Artificialmente tranquilizado Manuel, dos días después se encontraron en su cuarto de soltero y, nuevamente, convenció a Teresa de que era mejor esperar un poco, hasta tener la licencia; se sentiría casi casado entonces, intentó jovializar la expresión, y todo iría como sobre ruedas; además, ¿no tenían toda la vida por delante?

A ella no le quedaba más que resignarse. Ahora le había llamado, explicando la razón del retraso. Y el dejó de escucharla, a pesar de que Teresa continuó habla que te habla. Manolo suspiró hondamente y deseó que nunca estuviera listo el detestado documento municipal. En el fondo no quería casarse, temía que misteriosos peligros le acechasen en la vida matrimonial, peligros nacidos de su niñez sobresaltada en un hogar-infierno siempre furiosamente envuelto en llamaradas de estúpidas discusiones; él sólo había conocido a sus padres a través de un prisma de horas infelices interminables y doloridas.

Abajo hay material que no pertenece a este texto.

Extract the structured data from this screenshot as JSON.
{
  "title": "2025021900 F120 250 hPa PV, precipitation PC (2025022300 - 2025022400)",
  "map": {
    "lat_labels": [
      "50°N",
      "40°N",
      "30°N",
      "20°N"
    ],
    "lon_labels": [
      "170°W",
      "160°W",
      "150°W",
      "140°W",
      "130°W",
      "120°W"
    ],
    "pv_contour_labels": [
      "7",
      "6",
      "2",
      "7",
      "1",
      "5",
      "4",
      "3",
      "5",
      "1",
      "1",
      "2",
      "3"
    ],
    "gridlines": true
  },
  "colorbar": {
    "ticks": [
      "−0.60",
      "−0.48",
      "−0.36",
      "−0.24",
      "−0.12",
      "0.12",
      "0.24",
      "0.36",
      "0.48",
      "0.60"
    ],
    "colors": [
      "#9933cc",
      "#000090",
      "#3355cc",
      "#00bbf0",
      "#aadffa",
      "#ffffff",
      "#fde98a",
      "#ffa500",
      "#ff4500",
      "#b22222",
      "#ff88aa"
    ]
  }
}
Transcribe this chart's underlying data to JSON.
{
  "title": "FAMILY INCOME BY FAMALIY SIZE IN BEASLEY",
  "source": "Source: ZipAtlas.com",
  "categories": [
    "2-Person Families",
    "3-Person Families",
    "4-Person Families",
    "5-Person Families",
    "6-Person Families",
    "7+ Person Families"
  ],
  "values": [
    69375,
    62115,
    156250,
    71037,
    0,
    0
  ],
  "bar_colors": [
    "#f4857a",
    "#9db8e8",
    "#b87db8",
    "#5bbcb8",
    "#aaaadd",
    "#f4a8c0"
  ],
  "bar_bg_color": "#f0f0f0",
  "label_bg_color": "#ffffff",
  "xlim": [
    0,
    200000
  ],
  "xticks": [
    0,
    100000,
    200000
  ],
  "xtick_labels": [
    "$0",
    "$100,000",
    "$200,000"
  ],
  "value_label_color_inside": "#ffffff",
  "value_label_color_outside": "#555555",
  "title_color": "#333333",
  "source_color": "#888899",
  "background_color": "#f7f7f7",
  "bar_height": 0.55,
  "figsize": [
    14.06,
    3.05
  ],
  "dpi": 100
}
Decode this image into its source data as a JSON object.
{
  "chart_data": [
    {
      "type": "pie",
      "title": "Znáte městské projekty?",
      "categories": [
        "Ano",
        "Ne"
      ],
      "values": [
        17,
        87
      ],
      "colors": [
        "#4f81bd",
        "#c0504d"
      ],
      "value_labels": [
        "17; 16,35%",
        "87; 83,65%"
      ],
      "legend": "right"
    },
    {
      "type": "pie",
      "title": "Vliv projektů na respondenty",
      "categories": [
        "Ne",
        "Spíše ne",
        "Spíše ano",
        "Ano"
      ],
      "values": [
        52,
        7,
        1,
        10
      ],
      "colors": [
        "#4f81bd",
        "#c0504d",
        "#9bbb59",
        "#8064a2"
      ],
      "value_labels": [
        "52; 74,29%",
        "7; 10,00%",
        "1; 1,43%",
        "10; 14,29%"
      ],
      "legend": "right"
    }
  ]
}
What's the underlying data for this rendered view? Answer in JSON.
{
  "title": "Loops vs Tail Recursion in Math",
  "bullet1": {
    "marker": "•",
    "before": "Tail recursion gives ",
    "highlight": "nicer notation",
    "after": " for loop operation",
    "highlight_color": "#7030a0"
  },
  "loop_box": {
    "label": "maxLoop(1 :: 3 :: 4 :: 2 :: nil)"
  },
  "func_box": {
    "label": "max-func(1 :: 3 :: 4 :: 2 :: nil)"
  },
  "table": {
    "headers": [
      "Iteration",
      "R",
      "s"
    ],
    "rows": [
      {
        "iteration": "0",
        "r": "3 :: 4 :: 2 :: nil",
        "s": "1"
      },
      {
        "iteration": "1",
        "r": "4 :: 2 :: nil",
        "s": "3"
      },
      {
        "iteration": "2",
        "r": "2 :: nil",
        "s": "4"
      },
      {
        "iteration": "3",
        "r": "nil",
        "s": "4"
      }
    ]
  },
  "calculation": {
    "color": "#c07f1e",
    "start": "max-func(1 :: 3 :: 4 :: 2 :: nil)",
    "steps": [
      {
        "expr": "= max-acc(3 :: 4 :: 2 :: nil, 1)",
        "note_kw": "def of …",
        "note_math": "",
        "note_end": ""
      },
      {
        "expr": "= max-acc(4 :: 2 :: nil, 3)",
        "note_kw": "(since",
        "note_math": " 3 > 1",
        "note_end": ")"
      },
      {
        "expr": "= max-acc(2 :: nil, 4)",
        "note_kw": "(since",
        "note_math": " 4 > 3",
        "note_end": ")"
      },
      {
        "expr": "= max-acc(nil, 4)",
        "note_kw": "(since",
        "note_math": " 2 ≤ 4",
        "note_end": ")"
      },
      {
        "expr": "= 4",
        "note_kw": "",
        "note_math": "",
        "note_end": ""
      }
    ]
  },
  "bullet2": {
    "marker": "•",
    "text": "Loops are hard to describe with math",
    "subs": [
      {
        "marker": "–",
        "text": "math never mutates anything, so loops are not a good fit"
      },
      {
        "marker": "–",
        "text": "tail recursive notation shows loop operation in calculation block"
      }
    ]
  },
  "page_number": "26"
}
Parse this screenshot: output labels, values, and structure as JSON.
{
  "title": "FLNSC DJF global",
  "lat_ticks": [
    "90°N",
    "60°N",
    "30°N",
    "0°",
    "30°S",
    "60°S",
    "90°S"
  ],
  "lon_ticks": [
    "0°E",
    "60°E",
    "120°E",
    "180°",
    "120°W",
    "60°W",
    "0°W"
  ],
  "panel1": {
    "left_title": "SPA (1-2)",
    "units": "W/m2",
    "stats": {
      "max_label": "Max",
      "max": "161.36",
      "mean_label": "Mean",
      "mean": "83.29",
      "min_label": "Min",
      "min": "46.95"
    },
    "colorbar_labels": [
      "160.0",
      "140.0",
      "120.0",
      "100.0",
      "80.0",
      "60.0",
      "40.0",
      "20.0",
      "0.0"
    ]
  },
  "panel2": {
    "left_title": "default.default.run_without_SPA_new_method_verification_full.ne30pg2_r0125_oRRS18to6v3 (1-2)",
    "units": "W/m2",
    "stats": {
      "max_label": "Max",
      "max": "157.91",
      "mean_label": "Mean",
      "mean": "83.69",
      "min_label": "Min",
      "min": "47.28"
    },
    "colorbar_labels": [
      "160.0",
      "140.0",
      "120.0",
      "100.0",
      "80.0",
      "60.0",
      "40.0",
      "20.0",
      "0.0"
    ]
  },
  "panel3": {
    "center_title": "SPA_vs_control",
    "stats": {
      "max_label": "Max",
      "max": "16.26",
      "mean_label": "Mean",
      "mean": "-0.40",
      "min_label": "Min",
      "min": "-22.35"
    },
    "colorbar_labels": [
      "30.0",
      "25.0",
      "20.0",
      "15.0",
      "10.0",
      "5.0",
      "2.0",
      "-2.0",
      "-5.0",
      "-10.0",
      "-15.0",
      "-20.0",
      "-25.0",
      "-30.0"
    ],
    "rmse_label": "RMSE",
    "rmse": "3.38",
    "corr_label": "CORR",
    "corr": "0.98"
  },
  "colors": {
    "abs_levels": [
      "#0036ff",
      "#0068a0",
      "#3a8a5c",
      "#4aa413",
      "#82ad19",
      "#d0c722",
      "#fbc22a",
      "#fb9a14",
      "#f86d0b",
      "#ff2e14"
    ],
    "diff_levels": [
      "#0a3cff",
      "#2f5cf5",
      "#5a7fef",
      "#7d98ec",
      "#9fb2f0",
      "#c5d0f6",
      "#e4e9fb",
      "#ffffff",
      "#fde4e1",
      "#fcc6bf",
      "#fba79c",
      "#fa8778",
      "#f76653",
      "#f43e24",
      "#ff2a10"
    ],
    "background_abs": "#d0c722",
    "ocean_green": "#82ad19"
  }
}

Manolo oyó que ella le preguntaba en voz desusadamente alta si estaba todavía al teléfono: "Como no dices ni pío... Si quieres verme...", y contestó que sí, dónde, y nombró el primer lugar que se le ocurrió en ese momento.

Poco más tarde, ya camino de casa de ella entre miedoso y gozoso, cruzando el Paseo de la Castellana, vio venir en su dirección un camión grande, oscuro, y no corrió hacia la acera, no hizo nada por eludirlo.

Los viandantes no podían menos de hacerse cruces cuando veían en la cara de aquella rota marioneta una sonrisa increíble.